What Users Should Know
If your real question is "can I trust FamilyTreeNow," the answer depends on what you expect from it. For ancestry research, it may be useful as a starting point for public-record discovery; for privacy, it should be treated cautiously because it has historically exposed living-person data that many users do not expect to be so easy to find.
- Use it for basic family-history leads, not as your only source for verified genealogy.
- Assume any living-person data may be incomplete, outdated, or privacy-sensitive.
- Consider opting out if you do not want your record indexed.
- Cross-check results with independent records before drawing family conclusions.
Privacy and Opt-Out
One of the most practical issues associated with the site is removal of personal records. CNET reported that users can click an "Opt Out This Record" button and that the site said removal could take up to 48 hours, which is why the opt-out process became part of the site's public reputation.

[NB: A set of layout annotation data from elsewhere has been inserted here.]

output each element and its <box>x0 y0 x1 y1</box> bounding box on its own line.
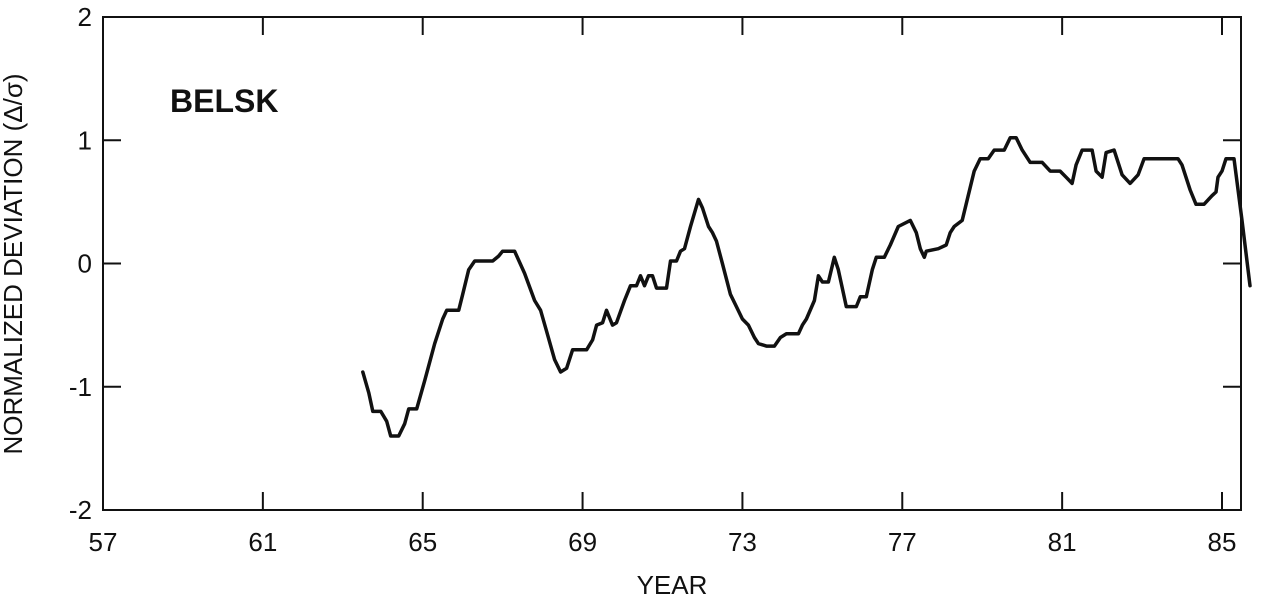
series-line <box>361 136 1252 438</box>
y-axis-title: NORMALIZED DEVIATION (Δ/σ) <box>0 73 28 454</box>
y-axis: -2 -1 0 1 2 <box>69 2 1241 525</box>
x-tick-label: 57 <box>89 527 118 557</box>
y-tick-label: 2 <box>78 2 92 32</box>
x-tick-label: 61 <box>248 527 277 557</box>
x-tick-label: 69 <box>568 527 597 557</box>
x-axis-title: YEAR <box>637 570 708 600</box>
x-tick-label: 81 <box>1048 527 1077 557</box>
series-layer <box>361 136 1252 438</box>
y-tick-label: -2 <box>69 495 92 525</box>
x-tick-label: 77 <box>888 527 917 557</box>
x-tick-label: 73 <box>728 527 757 557</box>
y-tick-label: -1 <box>69 372 92 402</box>
x-tick-label: 65 <box>408 527 437 557</box>
y-tick-label: 1 <box>78 125 92 155</box>
y-tick-label: 0 <box>78 249 92 279</box>
x-tick-label: 85 <box>1208 527 1237 557</box>
station-label: BELSK <box>170 83 278 119</box>
x-axis: 57 61 65 69 73 77 81 85 <box>89 17 1237 557</box>
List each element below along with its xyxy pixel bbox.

That process does not change the underlying criticism: the service has long been seen as unusually good at surfacing personal details that are already public but not always easy to assemble in one place. This is why many privacy guides recommend treating the site as a data broker first and a genealogy tool second.
Best Reading Today
So, who is FamilyTreeNow now? Based on the most reliable public information available, it is a private company operating a genealogy-branded people-search service, publicly associated with FamilyTreeNow LLC in Roseville, California, and publicly linked to Dustin Weirich and Julian Burgess in business records.
"FamilyTreeNow is a genealogy website that is not associated with FamilySearch."
That single distinction captures the core of the story: the brand still presents itself as a family-tree resource, but the public record shows a privacy-sensitive data platform that sits somewhere between ancestry research and people search.
Everything you need to know about Who Is Family Tree Now
Is FamilyTreeNow a real genealogy site?
Yes, it functions as a genealogy-style site, but public reporting and help-center material show that it also operates as a searchable public-record aggregation service, which is why it has drawn privacy concerns.
Who owns FamilyTreeNow?
Publicly available business records identify the operator as FamilyTreeNow LLC / FamilyTreeNow.com, with Roseville, California as the listed location and Dustin Weirich as CEO in the BBB profile.
Is FamilyTreeNow affiliated with FamilySearch?
No. FamilySearch states that FamilyTreeNow is not affiliated with FamilySearch.
Can I remove my information?
CNET reported that the site provides an opt-out path and that removal may take up to 48 hours after following the process.
Why is FamilyTreeNow controversial?
It is controversial because it has been described as revealing names, relatives, address histories, and other personal details of living people with unusual ease, even though it is presented as a family-history tool.